When I went through, he ran. Ran along the shore to where the current would carry me, found a gap in the ice where the river ran faster, and when I surfaced – gasping, already half-frozen, my coat heavy as stone – he lay flat on his belly on the ice and reached out with a loading hook, the kind they used for bales and crates. I grabbed it more by instinct than thought, and he pulled. God, he pulled. Dragged me up onto the ice and then onto the muddy frozen shore, where I lay shaking so hard my teeth rattled.
He wrapped me in his own coat – I remember it was wool, rough and warm and smelling of tobacco – and walked me up to Market Street to find my mother. She was shopping, carrying bags from the grocer, living in that brief window after the war when New Corinth was still prosperous, still Delaware’s second-largest city, before everything started its long slide.
What Remains
I never saw that man again. In the chaos that followed – my mother’s tears, the doctor checking me for hypothermia, my father’s silent fury that spoke louder than any yelling – I never even got his name. This was 1947, three years after the war, in a city where the Riverside district had been home to New Corinth’s Negro community for half a century, where people had built churches and schools and businesses despite discrimination that was as real as the ice I’d fallen through. That man saved my life, and I never thanked him properly.
Harold Mitchell wrote about walking out of the Iron Works for the last time in 1978, about what it means to walk away from something. But I think just as often about what it means to reach out – to lie down on dangerous ice and extend your hand to pull someone from drowning. That unnamed man did that for a white kid who’d been stupid enough to risk the Delaware in January, and he did it without hesitation, without calculation.
I’m eighty-seven now. I’ve watched this city go through more transformations than I can count – the prosperity of my childhood, the slow decline that began in the fifties, the civil unrest of ’68, the crack epidemic, Market Street emptying out until it was nothing but pawnshops and ghosts. I’ve outlived two wives, buried friends, seen my children move away to suburbs I don’t recognise. But I still live here, in a flat near Minerva Creek, within sight of that river that nearly killed me.
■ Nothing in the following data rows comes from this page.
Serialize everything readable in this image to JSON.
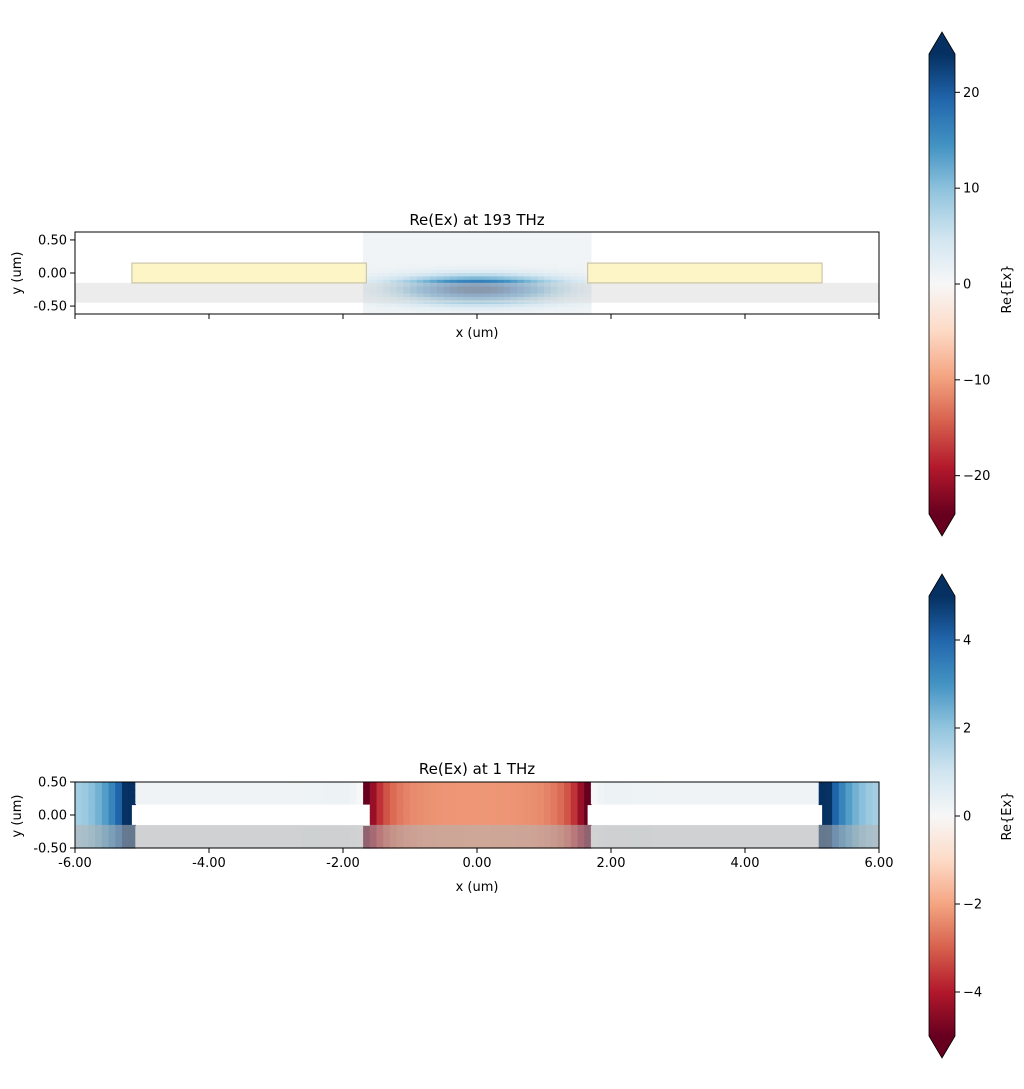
{
  "chart_data": [
    {
      "type": "heatmap",
      "title": "Re(Ex) at 193 THz",
      "xlabel": "x (um)",
      "ylabel": "y (um)",
      "xlim": [
        -6.0,
        6.0
      ],
      "ylim": [
        -0.62,
        0.62
      ],
      "x_ticks": [
        -6,
        -4,
        -2,
        0,
        2,
        4,
        6
      ],
      "x_tick_labels": [],
      "y_ticks": [
        0.5,
        0.0,
        -0.5
      ],
      "y_tick_labels": [
        "0.50",
        "0.00",
        "-0.50"
      ],
      "colorbar": {
        "label": "Re{Ex}",
        "vmin": -24,
        "vmax": 24,
        "ticks": [
          20,
          10,
          0,
          -10,
          -20
        ],
        "tick_labels": [
          "20",
          "10",
          "0",
          "−10",
          "−20"
        ],
        "extend": "both",
        "cmap": "RdBu"
      },
      "field": {
        "computed_x_range": [
          -1.7,
          1.7
        ],
        "peak": {
          "x": 0.0,
          "y": -0.25,
          "value": 24,
          "sx": 0.85,
          "sy": 0.13
        }
      },
      "structures": [
        {
          "name": "substrate",
          "x": [
            -6.0,
            6.0
          ],
          "y": [
            -0.45,
            -0.15
          ],
          "color": "#e0e0e0"
        },
        {
          "name": "electrode-left",
          "x": [
            -5.15,
            -1.65
          ],
          "y": [
            -0.15,
            0.15
          ],
          "color": "#fdf5c4"
        },
        {
          "name": "electrode-right",
          "x": [
            1.65,
            5.15
          ],
          "y": [
            -0.15,
            0.15
          ],
          "color": "#fdf5c4"
        }
      ]
    },
    {
      "type": "heatmap",
      "title": "Re(Ex) at 1 THz",
      "xlabel": "x (um)",
      "ylabel": "y (um)",
      "xlim": [
        -6.0,
        6.0
      ],
      "ylim": [
        -0.5,
        0.5
      ],
      "x_ticks": [
        -6,
        -4,
        -2,
        0,
        2,
        4,
        6
      ],
      "x_tick_labels": [
        "-6.00",
        "-4.00",
        "-2.00",
        "0.00",
        "2.00",
        "4.00",
        "6.00"
      ],
      "y_ticks": [
        0.5,
        0.0,
        -0.5
      ],
      "y_tick_labels": [
        "0.50",
        "0.00",
        "-0.50"
      ],
      "colorbar": {
        "label": "Re{Ex}",
        "vmin": -5,
        "vmax": 5,
        "ticks": [
          4,
          2,
          0,
          -2,
          -4
        ],
        "tick_labels": [
          "4",
          "2",
          "0",
          "−2",
          "−4"
        ],
        "extend": "both",
        "cmap": "RdBu"
      },
      "field": {
        "outer_blue_x": [
          -6.0,
          -5.15,
          5.15,
          6.0
        ],
        "inner_red_x": [
          -1.7,
          1.7
        ],
        "edge_values": [
          {
            "x": -5.2,
            "value": 5
          },
          {
            "x": -1.6,
            "value": -5
          },
          {
            "x": 1.6,
            "value": -5
          },
          {
            "x": 5.2,
            "value": 5
          }
        ],
        "center_value": -2.2
      },
      "structures": [
        {
          "name": "substrate",
          "x": [
            -6.0,
            6.0
          ],
          "y": [
            -0.5,
            -0.15
          ],
          "color": "#b4b4b4"
        },
        {
          "name": "electrode-left",
          "x": [
            -5.15,
            -1.65
          ],
          "y": [
            -0.15,
            0.15
          ],
          "color": "#ffffff"
        },
        {
          "name": "electrode-right",
          "x": [
            1.65,
            5.15
          ],
          "y": [
            -0.15,
            0.15
          ],
          "color": "#ffffff"
        }
      ]
    }
  ]
}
The young woman who wrote about not caring whether she wears Crocs to buy brussels sprouts – she said New Corinth is real, that people here show up for each other. I’ve spent my whole life learning what that means. Sometimes it means big gestures, dramatic exits or entrances. Sometimes it’s just a man lying down on ice to save a stupid boy who should have known better.
The Delaware flows past my window every day. Navigable depth of thirty-five to forty feet, they say – deep enough for ocean-going vessels, deep enough to swallow a nine-year-old and not even pause. I watch it now and think about survival, about the cold, about anonymous hands reaching into dark water. I think about a city that’s survived its own near-drownings, over and over, pulled back from the edge by people whose names we often don’t remember.
I can’t believe I survived that day. But more than that, I can’t believe how lucky I was – lucky that someone was watching, someone cared, someone reached. That’s the real miracle, isn’t it? Not the survival, but the reaching.